Kamis, 3 Januari 2019 Tulungagung mendapatkan kehormatan disinggahi orang nomor satu di Indonesia, pak Jokowi orang menyebutnya. Tak banyak yang tahu nama panjang beliau, karena mereka mengenal nama Jokowi ketimbang nama Joko Widodo yang justru nama aslinya.
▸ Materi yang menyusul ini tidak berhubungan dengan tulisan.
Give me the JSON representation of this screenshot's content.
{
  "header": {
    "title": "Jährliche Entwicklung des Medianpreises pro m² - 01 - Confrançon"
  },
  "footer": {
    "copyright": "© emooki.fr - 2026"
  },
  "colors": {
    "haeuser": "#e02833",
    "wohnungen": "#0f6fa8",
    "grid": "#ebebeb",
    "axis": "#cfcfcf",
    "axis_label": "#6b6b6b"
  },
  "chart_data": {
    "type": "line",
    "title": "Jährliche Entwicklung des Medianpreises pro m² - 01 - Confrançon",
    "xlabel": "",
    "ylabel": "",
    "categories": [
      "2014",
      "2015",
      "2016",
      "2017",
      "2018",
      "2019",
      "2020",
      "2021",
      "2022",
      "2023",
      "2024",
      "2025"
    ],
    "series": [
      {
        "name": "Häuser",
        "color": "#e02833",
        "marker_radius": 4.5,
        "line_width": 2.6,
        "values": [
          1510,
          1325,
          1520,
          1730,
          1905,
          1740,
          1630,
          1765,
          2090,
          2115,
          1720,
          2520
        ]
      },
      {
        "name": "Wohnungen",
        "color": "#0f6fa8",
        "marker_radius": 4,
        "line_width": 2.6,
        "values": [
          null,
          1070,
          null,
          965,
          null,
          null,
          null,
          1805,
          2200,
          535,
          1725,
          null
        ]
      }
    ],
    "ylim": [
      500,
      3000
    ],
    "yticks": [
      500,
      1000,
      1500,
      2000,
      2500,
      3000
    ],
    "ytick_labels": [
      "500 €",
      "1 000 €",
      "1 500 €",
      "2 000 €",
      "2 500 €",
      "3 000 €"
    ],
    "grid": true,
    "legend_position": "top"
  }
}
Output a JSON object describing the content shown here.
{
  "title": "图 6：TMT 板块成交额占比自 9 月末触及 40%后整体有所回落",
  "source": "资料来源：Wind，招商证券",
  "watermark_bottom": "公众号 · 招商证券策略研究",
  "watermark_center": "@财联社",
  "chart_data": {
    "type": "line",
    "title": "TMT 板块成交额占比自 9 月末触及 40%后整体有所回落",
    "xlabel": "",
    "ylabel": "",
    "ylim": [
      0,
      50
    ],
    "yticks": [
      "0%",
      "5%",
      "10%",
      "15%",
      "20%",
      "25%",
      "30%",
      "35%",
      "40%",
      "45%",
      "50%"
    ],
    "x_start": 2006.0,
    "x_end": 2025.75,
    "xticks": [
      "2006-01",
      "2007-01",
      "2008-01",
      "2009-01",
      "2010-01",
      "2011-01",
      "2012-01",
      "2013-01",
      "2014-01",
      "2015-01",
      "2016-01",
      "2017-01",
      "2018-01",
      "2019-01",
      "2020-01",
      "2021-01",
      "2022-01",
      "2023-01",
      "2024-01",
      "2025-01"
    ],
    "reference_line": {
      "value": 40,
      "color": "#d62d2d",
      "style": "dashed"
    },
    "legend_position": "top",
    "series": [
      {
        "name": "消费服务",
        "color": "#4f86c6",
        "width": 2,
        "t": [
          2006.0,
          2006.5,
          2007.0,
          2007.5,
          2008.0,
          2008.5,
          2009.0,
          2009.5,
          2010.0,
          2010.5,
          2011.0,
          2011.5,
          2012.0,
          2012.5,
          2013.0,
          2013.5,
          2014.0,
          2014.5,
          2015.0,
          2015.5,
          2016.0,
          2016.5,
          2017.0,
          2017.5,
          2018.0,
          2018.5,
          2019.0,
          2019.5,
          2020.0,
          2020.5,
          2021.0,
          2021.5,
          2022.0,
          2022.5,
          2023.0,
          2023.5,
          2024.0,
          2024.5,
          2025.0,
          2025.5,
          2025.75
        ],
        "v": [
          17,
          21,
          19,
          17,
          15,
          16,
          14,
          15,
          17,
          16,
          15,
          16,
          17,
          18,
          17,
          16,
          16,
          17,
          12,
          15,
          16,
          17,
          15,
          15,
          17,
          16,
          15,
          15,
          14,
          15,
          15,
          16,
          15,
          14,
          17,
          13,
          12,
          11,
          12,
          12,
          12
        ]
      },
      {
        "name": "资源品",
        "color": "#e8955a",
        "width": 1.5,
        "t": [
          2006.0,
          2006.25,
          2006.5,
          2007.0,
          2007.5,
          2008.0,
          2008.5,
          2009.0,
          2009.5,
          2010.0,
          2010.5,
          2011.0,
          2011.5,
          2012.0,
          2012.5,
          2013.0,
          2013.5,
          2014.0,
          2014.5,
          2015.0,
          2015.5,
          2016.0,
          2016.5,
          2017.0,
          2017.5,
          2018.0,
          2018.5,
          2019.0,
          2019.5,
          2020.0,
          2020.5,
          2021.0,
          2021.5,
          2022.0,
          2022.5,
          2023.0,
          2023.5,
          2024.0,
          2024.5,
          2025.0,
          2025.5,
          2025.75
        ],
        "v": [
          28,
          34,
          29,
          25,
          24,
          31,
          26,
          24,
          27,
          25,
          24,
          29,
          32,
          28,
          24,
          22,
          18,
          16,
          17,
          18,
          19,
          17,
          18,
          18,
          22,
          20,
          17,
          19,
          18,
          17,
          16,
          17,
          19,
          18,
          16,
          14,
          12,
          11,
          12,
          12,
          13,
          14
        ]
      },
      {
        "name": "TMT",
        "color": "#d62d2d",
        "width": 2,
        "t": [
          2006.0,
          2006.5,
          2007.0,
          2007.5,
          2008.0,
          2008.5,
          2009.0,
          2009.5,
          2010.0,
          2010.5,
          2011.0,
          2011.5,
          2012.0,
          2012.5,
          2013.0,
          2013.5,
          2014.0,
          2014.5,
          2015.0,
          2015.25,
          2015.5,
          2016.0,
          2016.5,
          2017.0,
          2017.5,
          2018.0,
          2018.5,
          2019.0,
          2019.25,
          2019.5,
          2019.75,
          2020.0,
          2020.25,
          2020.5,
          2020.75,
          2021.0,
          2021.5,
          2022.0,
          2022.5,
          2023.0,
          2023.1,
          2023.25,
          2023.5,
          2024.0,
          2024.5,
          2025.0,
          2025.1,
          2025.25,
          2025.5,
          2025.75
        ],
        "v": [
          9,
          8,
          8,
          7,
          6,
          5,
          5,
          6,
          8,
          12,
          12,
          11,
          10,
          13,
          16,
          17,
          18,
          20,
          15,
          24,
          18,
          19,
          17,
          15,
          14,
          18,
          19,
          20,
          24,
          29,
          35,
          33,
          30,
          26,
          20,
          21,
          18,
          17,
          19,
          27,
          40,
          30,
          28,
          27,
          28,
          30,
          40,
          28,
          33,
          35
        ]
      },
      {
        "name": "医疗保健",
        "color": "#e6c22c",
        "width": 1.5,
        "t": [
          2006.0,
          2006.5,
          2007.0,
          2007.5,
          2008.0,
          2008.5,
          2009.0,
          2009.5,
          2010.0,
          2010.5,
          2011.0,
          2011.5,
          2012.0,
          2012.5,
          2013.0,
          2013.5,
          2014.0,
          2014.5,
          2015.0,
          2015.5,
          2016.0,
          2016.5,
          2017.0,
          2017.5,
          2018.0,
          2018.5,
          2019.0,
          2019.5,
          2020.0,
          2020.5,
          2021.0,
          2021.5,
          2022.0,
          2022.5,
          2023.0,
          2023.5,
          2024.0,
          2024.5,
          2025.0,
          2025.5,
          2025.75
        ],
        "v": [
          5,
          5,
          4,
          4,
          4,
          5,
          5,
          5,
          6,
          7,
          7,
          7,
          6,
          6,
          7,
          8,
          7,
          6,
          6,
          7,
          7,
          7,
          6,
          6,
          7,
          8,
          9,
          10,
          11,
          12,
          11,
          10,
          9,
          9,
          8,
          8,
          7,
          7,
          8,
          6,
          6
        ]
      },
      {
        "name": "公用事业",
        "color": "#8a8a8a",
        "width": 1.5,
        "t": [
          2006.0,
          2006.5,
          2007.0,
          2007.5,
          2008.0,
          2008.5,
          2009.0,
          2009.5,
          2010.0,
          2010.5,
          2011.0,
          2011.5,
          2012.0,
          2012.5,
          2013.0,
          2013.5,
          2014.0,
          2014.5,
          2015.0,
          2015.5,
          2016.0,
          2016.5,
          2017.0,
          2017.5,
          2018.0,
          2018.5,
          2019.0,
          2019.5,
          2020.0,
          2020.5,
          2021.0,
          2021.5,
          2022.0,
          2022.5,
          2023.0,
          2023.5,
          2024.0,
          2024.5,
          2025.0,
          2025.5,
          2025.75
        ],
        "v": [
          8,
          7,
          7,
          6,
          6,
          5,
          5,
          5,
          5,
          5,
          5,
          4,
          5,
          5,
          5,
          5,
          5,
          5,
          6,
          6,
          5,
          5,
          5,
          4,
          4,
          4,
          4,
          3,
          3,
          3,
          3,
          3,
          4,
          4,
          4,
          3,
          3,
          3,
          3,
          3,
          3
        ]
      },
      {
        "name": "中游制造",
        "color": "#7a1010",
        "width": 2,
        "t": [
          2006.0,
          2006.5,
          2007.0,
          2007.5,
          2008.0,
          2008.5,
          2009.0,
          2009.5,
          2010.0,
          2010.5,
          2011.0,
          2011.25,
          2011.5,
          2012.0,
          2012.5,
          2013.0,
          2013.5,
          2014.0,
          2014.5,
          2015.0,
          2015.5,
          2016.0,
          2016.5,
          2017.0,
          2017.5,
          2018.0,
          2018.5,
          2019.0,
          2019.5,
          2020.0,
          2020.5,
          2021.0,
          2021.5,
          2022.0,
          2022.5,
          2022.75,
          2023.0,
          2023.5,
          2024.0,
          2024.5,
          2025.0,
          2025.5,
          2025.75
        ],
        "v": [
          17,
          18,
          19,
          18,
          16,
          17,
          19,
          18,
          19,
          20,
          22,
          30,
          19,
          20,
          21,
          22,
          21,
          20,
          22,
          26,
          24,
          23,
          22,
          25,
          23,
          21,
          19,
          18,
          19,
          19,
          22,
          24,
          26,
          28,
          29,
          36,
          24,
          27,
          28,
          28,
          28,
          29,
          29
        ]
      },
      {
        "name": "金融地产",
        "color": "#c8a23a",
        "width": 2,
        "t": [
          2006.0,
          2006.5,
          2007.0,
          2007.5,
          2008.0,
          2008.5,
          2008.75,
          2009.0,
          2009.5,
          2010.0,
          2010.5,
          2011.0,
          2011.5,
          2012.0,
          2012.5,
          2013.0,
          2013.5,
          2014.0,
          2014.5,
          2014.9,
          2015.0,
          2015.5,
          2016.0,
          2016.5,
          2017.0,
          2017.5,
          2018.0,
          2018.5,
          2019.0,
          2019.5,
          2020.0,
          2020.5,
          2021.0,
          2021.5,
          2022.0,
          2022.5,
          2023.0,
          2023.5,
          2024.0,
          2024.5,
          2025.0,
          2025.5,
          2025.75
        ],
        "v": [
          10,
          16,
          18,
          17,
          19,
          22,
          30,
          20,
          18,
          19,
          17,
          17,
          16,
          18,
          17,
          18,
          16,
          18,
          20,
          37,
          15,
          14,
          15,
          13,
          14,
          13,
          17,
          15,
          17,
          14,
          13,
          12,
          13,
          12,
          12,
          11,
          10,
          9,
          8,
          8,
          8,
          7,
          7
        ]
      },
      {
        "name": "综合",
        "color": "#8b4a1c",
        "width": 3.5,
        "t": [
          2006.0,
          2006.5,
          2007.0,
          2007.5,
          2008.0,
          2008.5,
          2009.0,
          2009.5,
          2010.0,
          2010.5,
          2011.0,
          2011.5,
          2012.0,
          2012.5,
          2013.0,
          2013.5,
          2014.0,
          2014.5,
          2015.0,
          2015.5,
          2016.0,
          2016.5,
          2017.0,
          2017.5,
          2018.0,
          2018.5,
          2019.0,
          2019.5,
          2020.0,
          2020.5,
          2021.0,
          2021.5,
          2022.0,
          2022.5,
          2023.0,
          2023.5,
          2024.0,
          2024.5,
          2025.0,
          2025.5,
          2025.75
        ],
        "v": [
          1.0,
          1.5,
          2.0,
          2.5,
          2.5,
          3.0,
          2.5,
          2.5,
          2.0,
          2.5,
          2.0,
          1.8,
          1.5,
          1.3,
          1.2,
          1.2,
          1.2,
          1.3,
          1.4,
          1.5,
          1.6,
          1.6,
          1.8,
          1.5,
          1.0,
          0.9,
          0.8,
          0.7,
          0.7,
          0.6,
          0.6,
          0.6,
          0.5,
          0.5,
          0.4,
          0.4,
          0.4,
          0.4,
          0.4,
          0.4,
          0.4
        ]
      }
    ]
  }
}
Begitu masuk perbatasan Tulungagung, tepatnya kecamatan Rejotangan yang juga berada tepat disekitar pasar Rejotangan, kondisi jalan macet tumpah ruah begitu mobil dengan pengawalan khusus melambatkan laju dan membuka kaca mobil, “pak Jokowi” teriakan histeris disambut senyum dan lambaian tangan sosok berbaju putih yang menyempatkan turun dari mobil bersalaman menyapa para pemanggilnya yang mengelu-elukannya.

Suasana beberapa saat menjadi haru, ibarat situasi perjumpaan seorang kekasih yang begitu dipuja dan dicinta nan terpisah lama oleh waktu dan keadaan. Jauh berbeda dengan kondisi yang tergambar via medsos, yang semuanya menghujat dan menyudutkan sang presiden.

Pak Jokowi sehat selalu ya, doa yang terucap dari seorang warga yang berbinar matanya, berkaca tanda tak percaya tapi nyata, bahwa pak presiden ada dihadapanya, tapi kerumunan manusia begitu banyak dan tak mampu dirinya mendekat. Hal yang sama juga terucap dari puluhan orang yang berada jauh dari kerumunan massa yang ingin menyentuh pemimpinnya atau sekedar meminta foto selfie sebagai jimat kemat bagi rakyat, tapi puluhan orang tersebut tak sempat.

Memang dunia nyata lebih ramah dari dunia maya, bahasa tubuh dan pandangan mata serta senyum ramah, terasa obat pendingin bara dan pelepas dahaga. Rakyat Tulungagung berharap engkau selalu sejahtera dan sehat menjalani tugas dan kewajiban sebagai pemimpin negara.

Kendati pun mereka hanya terbalas dengan lambaian tangan dan senyum Mr Presiden, sore ini, pak Jokowi menjadi topik bahasan warga Tulungagung yang mendoakan keberkahan kota Tulungagung dan warganya. Sebagaimana kita ketahui Tulungagung berasal dari nama Theleng Agung yang berarti “Sumber yang Agung”. Semoga keberkahan bagi kita semua.

Memang sulit menandingi popularitas Jokowi dalam pilpres 2019, oleh karenanya, apa pun yang dilakukan sang presiden akan jadi bahan cacian dan modal untuk menjatuhkan popularitas tersebut. Misalnya hadirnya Jan Etes sang cucu yang sejak dalam kandungan dan sampai hari ini mendapat cercaan dan hujatan dari lawan politik sang kakek. Namun justru sang cucu perkasa ini menjadi master yang tidak bisa ditandingi oleh sang lawan.